No one goes to a show thinking, “Oh I hope Johnny and I don’t get a ribbon this time.” Yes, it may be a .30 cent ribbon. Yes, we may spend hundreds of dollars competing for one of those .30 cent ribbons, but we want one anyway. I think, in some weird, twisted way it gives us a sense of self-worth. A ribbon signifies your training is working and you’re on the right path to success. However, it can’t always be about the ribbons or doing better than someone else.
At one point in time I became so fixated on what color ribbon I got, I found myself talking poorly about my fellow competitors. I realized instead of saying, “This transition was better than the one in my last test,” I was saying, “Well, so-and-so had bad transitions this weekend so I’m pretty sure I’ll be able to beat them.”
It took me a long time to figure out you could be friends with someone you’re competing with. It’s OKAY to lose to your friend and it’s OKAY to beat them too. Here is where maturity comes into play; you should be able to go in the ring like competitors and walk back to the barn like best friends.
I have a really good friend that I’ve been competing with since our non-color cordinated, Novice days. Rachel Finlin and her horse, Skipping Stones, have been kicking butt and taking names against me and everyone else for as long as I can remember. I never actually talked to her until about three years ago when my grandma posted a stadium picture of her, and tagged me saying, “Here’s your friend.”
I always just watched them from afar, because, lets be honest, in my eyes they were perfect and “the ones to beat.” Fast forward to spring River Glen 2015. After two years of not being in the same division (I was going BN/N, she moved on to Training/Prelim), we had finally been put together in the same Training division.
Initially I was worried, I’ve cheered them on as they rocked around Prelim, so I just knew there was no way I stood a chance against them at my first Training back. I actually told Rachel this and we laughed about it the whole weekend. I ended in first and she got second.
It was honestly a perfect way to start my season and I was SO proud of her and Skip. Before we said our farewells we made a kind of pact, if you will. We jokingly agreed since I had won that weekend, she would win the next time we were competeing together, then just go back and forth.
This weekend at MayDaze, we were both in Jr. Training. We saw eachother in warm up for all 3 phases, we chatted, we laughed and we wished eachother good luck. When we met up in stadium warm up we were both equally excited because she beat my dressage score by .2 — she had a 31.4, I had a 31.6. Rachel sat in 1st in Training A, I sat in 2nd in Training B.

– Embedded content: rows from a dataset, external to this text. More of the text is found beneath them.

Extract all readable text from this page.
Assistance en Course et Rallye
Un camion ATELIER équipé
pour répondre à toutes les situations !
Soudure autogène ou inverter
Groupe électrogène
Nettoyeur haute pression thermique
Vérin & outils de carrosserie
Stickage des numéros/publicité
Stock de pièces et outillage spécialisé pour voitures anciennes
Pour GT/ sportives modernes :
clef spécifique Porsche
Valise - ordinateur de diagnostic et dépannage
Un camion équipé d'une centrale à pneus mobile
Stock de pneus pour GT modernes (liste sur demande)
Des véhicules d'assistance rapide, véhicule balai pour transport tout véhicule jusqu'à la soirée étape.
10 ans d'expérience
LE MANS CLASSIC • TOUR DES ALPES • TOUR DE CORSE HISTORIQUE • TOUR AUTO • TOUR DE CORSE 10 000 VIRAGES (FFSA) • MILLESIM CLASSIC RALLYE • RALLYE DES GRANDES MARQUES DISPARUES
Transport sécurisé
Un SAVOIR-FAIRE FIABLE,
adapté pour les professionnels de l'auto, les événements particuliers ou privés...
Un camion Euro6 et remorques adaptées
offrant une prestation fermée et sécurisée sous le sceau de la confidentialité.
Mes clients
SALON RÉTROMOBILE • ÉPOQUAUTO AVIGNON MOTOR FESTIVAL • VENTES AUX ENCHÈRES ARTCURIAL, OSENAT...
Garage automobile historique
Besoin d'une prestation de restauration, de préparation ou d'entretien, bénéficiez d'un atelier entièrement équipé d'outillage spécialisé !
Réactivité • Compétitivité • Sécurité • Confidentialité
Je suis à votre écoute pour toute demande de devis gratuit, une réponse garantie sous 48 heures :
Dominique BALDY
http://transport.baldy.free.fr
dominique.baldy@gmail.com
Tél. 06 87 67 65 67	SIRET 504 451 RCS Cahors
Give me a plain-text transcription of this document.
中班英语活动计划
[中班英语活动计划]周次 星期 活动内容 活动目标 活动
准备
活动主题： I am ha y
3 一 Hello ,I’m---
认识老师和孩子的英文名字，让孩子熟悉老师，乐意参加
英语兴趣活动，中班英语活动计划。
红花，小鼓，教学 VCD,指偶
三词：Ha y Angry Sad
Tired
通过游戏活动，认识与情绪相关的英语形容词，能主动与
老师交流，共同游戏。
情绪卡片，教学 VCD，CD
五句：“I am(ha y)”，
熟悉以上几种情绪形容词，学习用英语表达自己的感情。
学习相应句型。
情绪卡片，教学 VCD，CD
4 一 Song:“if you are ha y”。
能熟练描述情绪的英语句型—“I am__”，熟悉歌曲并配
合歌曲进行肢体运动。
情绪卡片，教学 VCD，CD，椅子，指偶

She went clear around stadium, I had a rail, she had a stop on cross-country, I went clean. But, she was the first one to congratulate me when I came through the finish flags. Sunday morning we hacked Reba and Skip together for over an hour just chatting away; we may be good competitors but were better friends.
As the pressure to qualify for Young Riders increases, I’m learning just how important it is to find the healthy balance of competitiveness and friendliness. At the end of the day we’re all just taking part in the sport we love. Realizing the support you give and receive can make or break you is so vital for your success.
You’re nothing without people who believe in you, and being able to stay friends with someone even though you take turns beating eachother is such a cool thing. I love Rachel and Skip; the friendship we’ve created through competition is something everyone deserves to experience. It can’t always be about the ribbons and beating people you know (or don’t know).
One day I’m not going to have all these ribbons, but I’m going to have the memory of Rachel and I hacking the property line of the Kentucky Horse Park. If you’re a young rider and you go to a show only caring about the ribbons, make friends with someone.
Whether it be the person stalled next to you, or the girl winning your division, INTRODUCE YOURSELF. Be able to joke around about who’s doing better than who, but always be supportive when things don’t go as planned, you will be better for it in the end. After all, what do you have to lose?